Take Us Home: Leeds United (2019)
For football fanatics, the story of Take Us Home: Leeds United is self-explanatory. The six-part docu-series, produced by Amazon Prime Video, is the story of Leeds United’s resurgence to the Premier League, after close to two decades of absence. The narration by Russel Crowe adds gravitas, while the theme music – Damaged Goods by English post-punk band Gang of Four – feels spot on to describe the chaos that rule the club before Marcelo Bielsa’s arrival in 2018/19.
Free Solo (2018)
American climber Alex Honnold is the protagonist of this Academy Award-winning Free Solo, directed by Elizabeth Chai Vasarhelyi and Jimmy Chin. The documentary follows Honnold as he successfully attempts the herculean feat of climbing El Capitan – the unchartered peak of Yosemite Valley – without rope, harness, or any kind of safety equipment.
Diego Maradona (2019)
Five years before Diego Maradona breathed his last, Asif Kapadia came up with a brilliant portrait of arguably the most complex footballer to grace the game. The documentary relies on archival footage, dating back as far as the early 1980s. Kapadia’s take on Maradona is honest and mesmerizing, which not only restricts the man to just on-field records, but also places him at the center of the wider culture in Italy, predominantly the north-south divide, the class war, and the increasing globalization of the football world.

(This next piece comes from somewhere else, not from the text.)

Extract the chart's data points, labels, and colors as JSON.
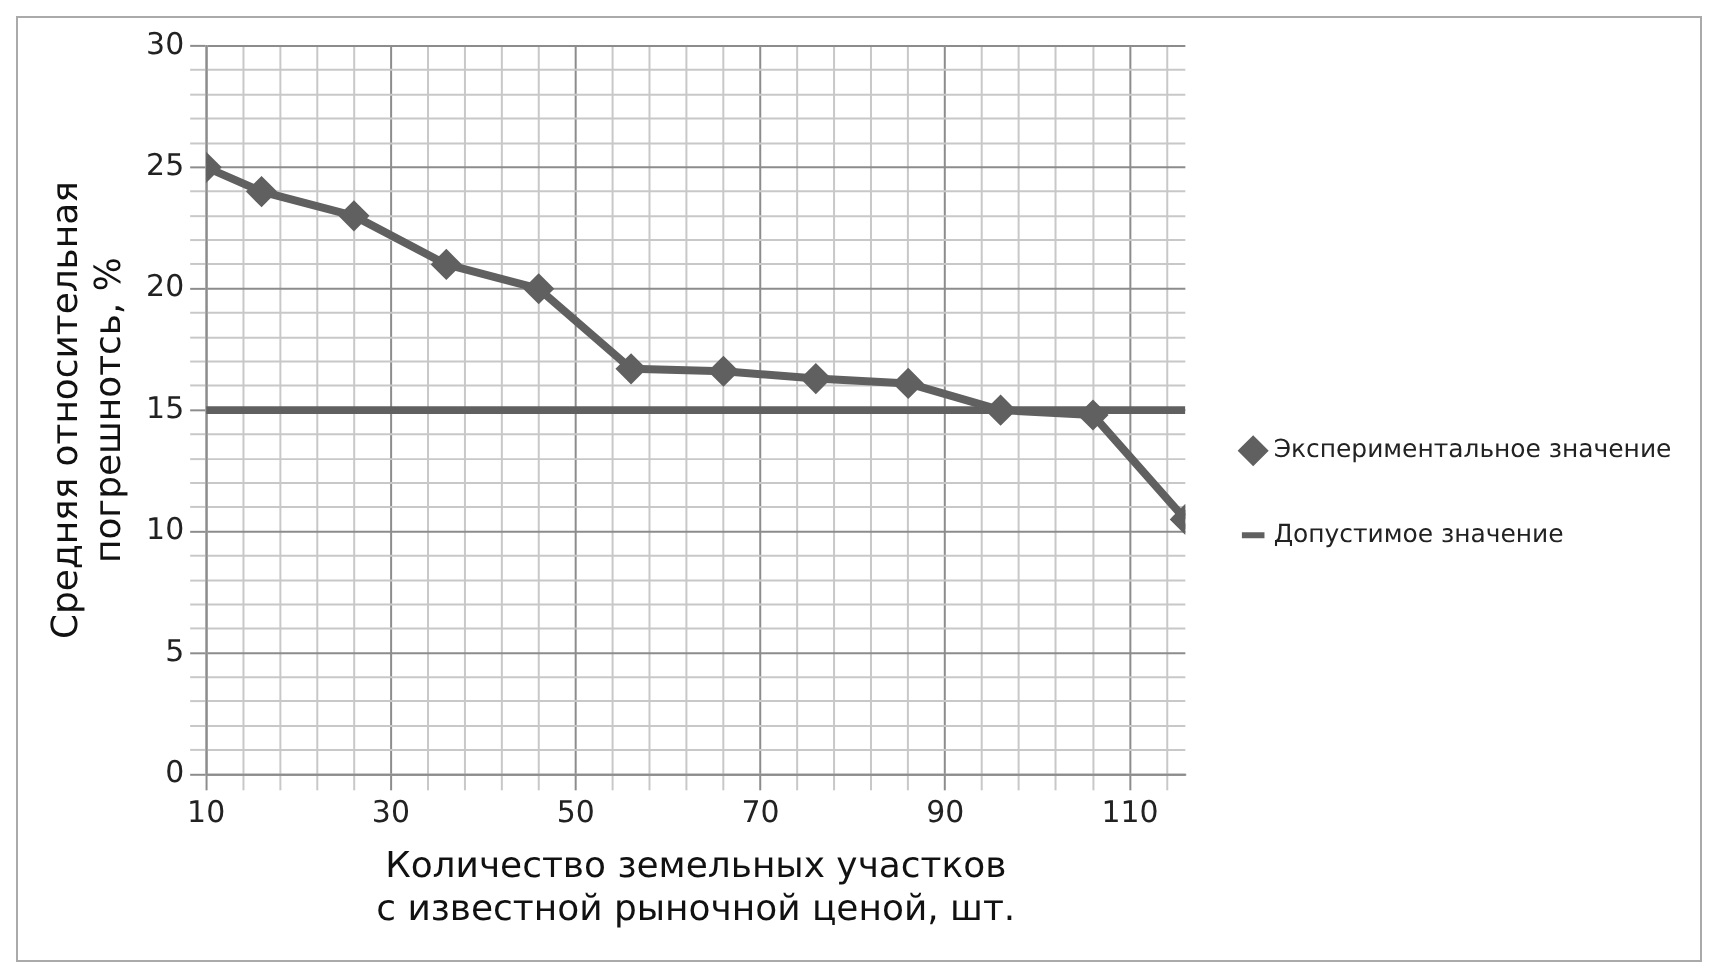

The Test: A New Era for Australia’s Team
Many call The Test: A New Era for Australia’s Team a much-needed intervention from Cricket Australia to cleanse their image after the disastrous ball-tampering scandal, that involved two of their most high-profile player – Steven Smith and David Warner. The documentary is featured around the 2019 Ashes, where both Warner and Smith returned back to action after a two-year hiatus.